Bientôt, la rame circulera panto baissé, en captant ses 600 V uniquement par le rail central. " Ce site d'essai a un triple but ", explique Olivier Perraud, directeur général d'Innorail, filiale de SGTE et Spie Enertrans, " valider techniquement la faisabilité du système, chiffrer précisément le coût au kilomètre de cette solution et servir de démonstration aux autorités politiques ". Spie n'exclut pas - ultérieurement et si la RTM est d'accord - d'équiper complètement les 3,6 km de la ligne 68 d'une alimentation au sol, mais la vocation de cette innovation reste les projets de tramway traversant des villes ou des sites sensibles. Sans poteaux caténaires, ni fil aérien, le tracé s'insère sans défigurer le paysage mais le système offre d'autres avantages. " Il est indépendant d'un matériel, limite les perturbations électromagnétiques en réduisant l'écart source-retour de courant, supprime les profonds trous de poteaux qui interfèrent avec les réseaux en sous-sol... ", énumère Olivier Perraud. Reste que si Bordeaux et même Nancy s'intéressent à un tel système, le groupe Spie défriche un terrain redevenu vierge. " Choisir d'installer une alimentation de véhicule par le sol est avant tout un choix politique et d'urbanisme qu'il faudra accompagner sur le plan administratif ", explique Olivier Perraud.
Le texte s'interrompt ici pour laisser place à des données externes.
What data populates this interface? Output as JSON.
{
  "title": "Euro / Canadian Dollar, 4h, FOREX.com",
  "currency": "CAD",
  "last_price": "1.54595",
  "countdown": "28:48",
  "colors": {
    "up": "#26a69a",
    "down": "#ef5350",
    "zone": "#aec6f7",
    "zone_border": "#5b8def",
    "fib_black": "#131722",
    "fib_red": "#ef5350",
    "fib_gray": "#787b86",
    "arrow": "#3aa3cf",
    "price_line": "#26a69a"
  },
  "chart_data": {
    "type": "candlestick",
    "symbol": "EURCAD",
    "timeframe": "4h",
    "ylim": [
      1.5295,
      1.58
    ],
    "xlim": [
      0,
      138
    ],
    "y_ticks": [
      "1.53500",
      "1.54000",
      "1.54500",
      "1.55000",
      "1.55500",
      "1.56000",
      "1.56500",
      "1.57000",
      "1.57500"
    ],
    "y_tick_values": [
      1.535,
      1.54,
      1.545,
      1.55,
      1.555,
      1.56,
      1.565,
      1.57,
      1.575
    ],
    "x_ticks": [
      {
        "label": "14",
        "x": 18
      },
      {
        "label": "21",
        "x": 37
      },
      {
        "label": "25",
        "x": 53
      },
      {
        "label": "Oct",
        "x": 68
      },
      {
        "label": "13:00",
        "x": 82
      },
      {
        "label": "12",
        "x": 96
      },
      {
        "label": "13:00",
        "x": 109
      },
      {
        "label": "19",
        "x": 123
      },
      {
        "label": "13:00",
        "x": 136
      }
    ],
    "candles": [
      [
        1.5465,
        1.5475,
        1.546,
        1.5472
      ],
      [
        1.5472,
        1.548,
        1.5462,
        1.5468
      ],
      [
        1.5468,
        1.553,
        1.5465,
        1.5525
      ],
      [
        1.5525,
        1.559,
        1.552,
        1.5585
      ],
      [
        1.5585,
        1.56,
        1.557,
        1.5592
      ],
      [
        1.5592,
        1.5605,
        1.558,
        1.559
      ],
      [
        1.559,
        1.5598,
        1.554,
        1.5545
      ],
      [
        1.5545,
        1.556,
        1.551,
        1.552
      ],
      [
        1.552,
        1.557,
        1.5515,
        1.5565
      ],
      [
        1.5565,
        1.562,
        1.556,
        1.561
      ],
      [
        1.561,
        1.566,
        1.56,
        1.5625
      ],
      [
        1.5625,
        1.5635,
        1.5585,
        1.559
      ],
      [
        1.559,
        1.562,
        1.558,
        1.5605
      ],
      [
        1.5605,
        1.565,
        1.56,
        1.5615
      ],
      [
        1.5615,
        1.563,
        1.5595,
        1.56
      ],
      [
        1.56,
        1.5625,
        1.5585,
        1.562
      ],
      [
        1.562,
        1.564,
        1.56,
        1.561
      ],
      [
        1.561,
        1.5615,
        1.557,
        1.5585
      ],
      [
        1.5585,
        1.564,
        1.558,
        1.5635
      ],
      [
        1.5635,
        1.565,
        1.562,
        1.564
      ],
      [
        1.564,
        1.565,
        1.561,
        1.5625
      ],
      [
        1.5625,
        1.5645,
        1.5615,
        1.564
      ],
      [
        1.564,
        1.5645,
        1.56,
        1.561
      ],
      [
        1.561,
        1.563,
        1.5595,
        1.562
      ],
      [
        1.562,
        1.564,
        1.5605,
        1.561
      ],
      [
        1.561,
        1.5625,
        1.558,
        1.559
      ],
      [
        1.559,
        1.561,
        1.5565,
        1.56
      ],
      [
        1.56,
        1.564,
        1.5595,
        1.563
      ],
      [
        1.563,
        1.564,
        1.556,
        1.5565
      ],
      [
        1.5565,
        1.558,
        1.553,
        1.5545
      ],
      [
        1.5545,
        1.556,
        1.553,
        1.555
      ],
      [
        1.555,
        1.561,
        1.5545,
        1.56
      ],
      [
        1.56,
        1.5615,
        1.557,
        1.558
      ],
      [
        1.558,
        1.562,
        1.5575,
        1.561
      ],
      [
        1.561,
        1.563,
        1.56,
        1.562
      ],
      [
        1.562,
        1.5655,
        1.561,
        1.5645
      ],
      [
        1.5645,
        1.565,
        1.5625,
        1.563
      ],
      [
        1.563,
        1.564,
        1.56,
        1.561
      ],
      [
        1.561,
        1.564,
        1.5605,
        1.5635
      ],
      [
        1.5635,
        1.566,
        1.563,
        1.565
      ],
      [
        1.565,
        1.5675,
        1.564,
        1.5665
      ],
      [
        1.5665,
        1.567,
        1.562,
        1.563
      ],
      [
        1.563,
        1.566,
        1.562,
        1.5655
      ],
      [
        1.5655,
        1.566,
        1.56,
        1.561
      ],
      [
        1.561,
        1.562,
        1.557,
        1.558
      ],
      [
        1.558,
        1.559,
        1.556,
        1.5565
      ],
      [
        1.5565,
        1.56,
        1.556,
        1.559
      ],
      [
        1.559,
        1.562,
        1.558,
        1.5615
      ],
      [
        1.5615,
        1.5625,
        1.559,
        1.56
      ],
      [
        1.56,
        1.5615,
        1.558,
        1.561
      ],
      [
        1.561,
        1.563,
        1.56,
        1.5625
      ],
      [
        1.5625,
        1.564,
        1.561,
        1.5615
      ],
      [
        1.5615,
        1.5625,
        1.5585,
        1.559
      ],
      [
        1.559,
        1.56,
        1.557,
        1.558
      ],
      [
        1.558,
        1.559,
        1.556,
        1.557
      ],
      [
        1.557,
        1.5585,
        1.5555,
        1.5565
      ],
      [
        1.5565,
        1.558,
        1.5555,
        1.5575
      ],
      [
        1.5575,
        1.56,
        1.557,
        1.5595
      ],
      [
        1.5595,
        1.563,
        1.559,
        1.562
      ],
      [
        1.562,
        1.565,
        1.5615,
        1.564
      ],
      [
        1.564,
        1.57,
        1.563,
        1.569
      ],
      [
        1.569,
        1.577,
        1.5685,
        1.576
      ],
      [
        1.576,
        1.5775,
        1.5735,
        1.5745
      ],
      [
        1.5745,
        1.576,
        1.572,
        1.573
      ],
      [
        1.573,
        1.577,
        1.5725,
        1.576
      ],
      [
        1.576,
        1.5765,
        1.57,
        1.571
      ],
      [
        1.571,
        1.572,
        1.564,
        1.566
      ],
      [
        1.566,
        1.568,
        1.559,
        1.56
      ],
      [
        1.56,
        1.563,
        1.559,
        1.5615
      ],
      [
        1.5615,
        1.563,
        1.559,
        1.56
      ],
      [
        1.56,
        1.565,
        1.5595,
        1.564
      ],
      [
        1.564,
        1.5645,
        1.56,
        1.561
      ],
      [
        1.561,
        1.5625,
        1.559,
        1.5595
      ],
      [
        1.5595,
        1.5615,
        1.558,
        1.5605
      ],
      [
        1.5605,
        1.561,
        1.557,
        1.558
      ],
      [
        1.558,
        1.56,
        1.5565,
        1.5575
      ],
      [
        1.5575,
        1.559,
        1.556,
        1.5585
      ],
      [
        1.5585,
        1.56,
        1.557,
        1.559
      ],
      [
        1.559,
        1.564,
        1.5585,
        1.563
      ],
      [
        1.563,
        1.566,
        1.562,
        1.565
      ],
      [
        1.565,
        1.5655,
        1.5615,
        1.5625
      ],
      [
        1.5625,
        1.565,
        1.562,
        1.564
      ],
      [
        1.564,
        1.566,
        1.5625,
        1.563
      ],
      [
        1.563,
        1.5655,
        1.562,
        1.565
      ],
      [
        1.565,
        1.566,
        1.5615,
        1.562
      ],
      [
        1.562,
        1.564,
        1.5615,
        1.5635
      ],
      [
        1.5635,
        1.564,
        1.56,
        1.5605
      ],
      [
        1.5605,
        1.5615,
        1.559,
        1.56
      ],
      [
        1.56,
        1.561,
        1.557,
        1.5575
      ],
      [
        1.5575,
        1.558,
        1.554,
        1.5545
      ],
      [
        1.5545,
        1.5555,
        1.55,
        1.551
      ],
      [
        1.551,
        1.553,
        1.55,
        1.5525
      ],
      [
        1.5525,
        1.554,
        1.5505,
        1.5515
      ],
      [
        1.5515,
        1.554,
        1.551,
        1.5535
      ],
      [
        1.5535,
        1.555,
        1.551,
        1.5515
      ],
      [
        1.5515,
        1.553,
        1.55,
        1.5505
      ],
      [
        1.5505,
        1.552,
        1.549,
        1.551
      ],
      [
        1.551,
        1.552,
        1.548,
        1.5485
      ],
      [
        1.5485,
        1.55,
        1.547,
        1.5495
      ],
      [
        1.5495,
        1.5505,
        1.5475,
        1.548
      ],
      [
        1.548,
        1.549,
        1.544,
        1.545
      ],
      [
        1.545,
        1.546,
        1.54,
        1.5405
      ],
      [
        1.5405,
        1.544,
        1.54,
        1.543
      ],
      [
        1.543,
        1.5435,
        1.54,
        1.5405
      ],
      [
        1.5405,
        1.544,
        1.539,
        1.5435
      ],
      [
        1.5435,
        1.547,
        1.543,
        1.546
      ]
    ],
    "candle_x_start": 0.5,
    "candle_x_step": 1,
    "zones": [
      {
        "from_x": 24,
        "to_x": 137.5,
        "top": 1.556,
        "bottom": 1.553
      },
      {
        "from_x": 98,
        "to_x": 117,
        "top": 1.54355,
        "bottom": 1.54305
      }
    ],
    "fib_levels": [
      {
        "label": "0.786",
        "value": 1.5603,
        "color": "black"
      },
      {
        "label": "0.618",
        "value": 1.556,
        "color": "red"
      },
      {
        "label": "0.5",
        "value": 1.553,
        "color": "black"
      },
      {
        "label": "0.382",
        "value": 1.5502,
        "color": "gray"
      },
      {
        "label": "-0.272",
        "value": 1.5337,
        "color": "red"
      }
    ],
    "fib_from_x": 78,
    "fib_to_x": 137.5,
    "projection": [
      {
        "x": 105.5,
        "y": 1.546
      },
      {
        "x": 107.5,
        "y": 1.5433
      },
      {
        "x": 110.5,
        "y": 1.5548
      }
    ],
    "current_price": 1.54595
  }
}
D'où le souci d'afficher sur ce système un niveau de sécurité équivalent - voire supérieur - à celui donné par un fil nu électrifié à quelques mètres des camions, bus et piétons. En tant que constructeur d'infrastructure, Spie cherche aussi une solution dont le coût linéaire soit attractif. " La part de l'électrification dans un projet est faible : même un peu plus chère, une alimentation au sol ne change pas beaucoup
le coût du projet ", prévoit Olivier Perraud.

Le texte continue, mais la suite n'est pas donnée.